The assault went on for hours, until Chicago police found the disoriented victim walking along a street, authorities said.
The suspects, who were jailed, can be heard on the video using profanities against white people and US president-elect Donald Trump.
Police spokesman Anthony Guglielmi said investigators initially concluded that the 18-year-old man was singled out because he has “special needs,” not because he was white.
However, authorities later said the charges resulted from both the suspects’ use of racial slurs and their references to his disability.
It is also possible that the suspects were trying to extort something from the victim’s family, police officials said.
The man’s parents reported their son missing on Monday and told authorities they later received text messages from people who claimed to be holding him captive.
The victim was a classmate of one of the attackers and initially went with that person voluntarily, police said.
“He’s traumatized by the incident, and it’s very tough to communicate with him at this point,” police commander Kevin Duffin said.
Excerpts of the video posted by Chicago media outlets show the victim with his mouth taped shut and slumped in a corner of a room. At least two assailants are seen cutting off his sweatshirt, and others taunt him off camera.
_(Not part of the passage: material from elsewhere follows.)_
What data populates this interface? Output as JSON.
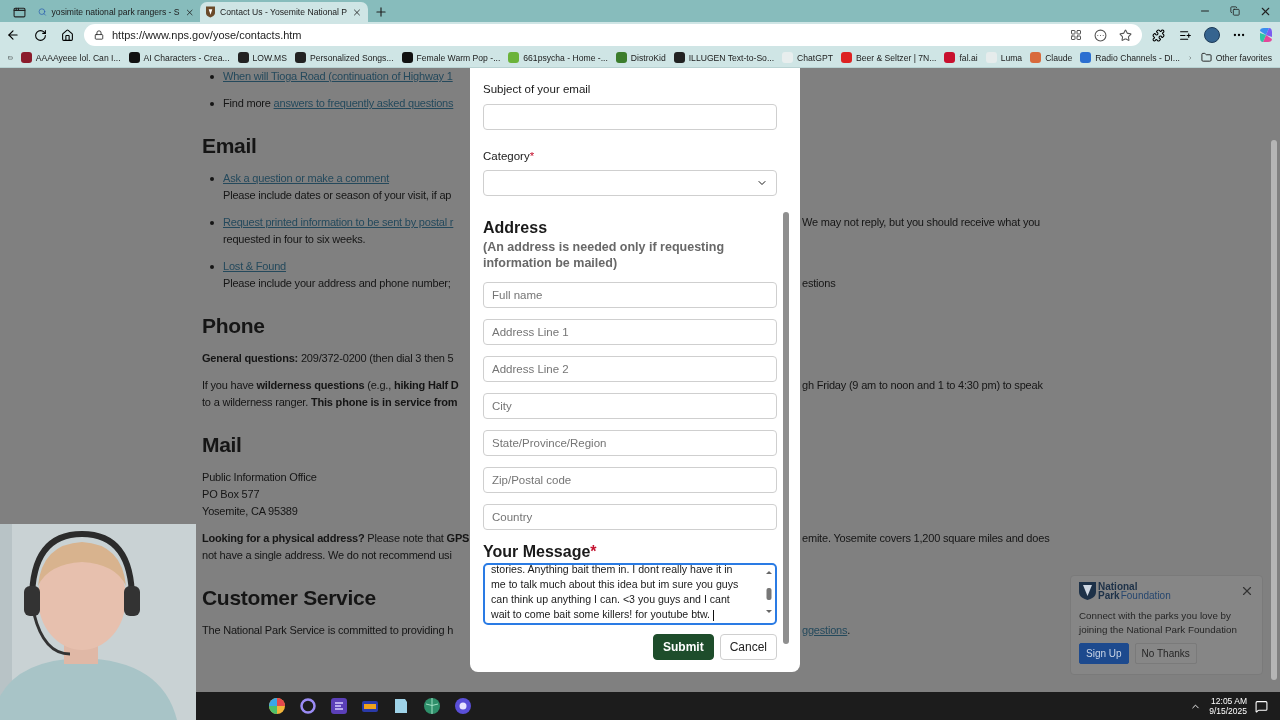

The video shows a wound on the top of the man’s head. One person pushes the man’s head with his or her foot.
A red band also appears to be around the victim’s hands. He was tied up for four to five hours, authorities said.
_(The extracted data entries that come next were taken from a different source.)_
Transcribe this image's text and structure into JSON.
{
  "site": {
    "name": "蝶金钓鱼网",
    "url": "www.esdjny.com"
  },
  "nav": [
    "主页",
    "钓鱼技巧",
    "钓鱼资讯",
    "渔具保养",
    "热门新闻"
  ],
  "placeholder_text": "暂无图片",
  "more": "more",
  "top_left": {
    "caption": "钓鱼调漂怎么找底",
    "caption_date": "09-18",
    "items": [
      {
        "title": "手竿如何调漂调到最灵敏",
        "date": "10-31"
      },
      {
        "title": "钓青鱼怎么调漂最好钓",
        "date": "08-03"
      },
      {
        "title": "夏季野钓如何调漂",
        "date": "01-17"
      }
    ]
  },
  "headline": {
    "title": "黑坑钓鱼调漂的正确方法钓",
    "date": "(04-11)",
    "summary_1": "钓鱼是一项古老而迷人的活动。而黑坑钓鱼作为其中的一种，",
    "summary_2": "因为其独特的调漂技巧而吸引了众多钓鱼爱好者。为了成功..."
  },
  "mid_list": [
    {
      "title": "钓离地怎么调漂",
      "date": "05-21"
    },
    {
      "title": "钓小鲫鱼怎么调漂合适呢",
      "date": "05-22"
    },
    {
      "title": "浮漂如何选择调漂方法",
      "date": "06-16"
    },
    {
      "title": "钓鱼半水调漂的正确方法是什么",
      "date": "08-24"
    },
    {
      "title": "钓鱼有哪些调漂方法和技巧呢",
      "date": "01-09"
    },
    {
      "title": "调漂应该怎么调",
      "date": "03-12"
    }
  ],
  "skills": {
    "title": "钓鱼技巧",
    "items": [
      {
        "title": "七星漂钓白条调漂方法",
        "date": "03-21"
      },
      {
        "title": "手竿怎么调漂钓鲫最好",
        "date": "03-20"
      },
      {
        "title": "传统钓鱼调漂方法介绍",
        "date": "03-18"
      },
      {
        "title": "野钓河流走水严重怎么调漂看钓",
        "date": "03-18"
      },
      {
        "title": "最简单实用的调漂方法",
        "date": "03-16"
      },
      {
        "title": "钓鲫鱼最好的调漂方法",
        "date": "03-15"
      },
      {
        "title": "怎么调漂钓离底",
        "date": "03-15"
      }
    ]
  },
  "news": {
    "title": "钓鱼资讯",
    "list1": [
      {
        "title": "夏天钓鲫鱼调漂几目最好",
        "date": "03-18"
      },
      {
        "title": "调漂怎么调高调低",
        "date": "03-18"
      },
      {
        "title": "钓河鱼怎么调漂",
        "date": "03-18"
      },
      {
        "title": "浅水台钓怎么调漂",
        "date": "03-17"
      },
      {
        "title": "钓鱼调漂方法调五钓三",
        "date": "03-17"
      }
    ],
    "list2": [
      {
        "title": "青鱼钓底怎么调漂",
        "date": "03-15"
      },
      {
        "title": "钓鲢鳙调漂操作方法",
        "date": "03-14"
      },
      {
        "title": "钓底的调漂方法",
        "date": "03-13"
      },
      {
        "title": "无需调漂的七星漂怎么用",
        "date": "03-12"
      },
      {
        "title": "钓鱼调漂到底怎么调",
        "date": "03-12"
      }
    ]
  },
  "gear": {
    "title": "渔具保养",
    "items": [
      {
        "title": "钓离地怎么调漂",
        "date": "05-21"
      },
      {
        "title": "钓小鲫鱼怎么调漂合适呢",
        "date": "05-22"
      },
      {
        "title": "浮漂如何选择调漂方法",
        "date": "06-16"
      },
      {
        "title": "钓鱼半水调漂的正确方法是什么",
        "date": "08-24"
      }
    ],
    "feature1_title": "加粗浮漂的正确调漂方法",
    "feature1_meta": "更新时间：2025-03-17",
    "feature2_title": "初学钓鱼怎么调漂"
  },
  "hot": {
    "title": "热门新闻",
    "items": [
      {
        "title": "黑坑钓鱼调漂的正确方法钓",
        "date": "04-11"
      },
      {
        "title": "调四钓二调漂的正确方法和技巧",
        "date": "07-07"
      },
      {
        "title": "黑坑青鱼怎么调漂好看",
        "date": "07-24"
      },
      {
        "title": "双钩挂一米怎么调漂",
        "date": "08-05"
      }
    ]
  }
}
The victim does not appear to make any attempt to defend himself or to escape his attackers. He is a suburban Chicago resident described by Police Superintendent Eddie Johnson as having “mental health challenges.”
The incident began on Saturday last week, when the victim and one of the suspects, 18-year-old Jordan Hill, met at a suburban McDonald’s to begin what both the victim and his parents believed would be a sleepover, police said.
Instead, Hill drove the victim around in a stolen van for a couple of days, ending up at a home in Chicago, where two of the other suspects lived, Duffin said.
The victim told police what began as playful fighting escalated, and he was bound, beaten and taunted with racial slurs and disparaging comments about his mental capacity.
A downstairs neighbor who heard noises threatened to call police. When two of the suspects left and kicked down the neighbor’s door, the victim escaped. A police officer later spotted the obviously disoriented man wandering down a street.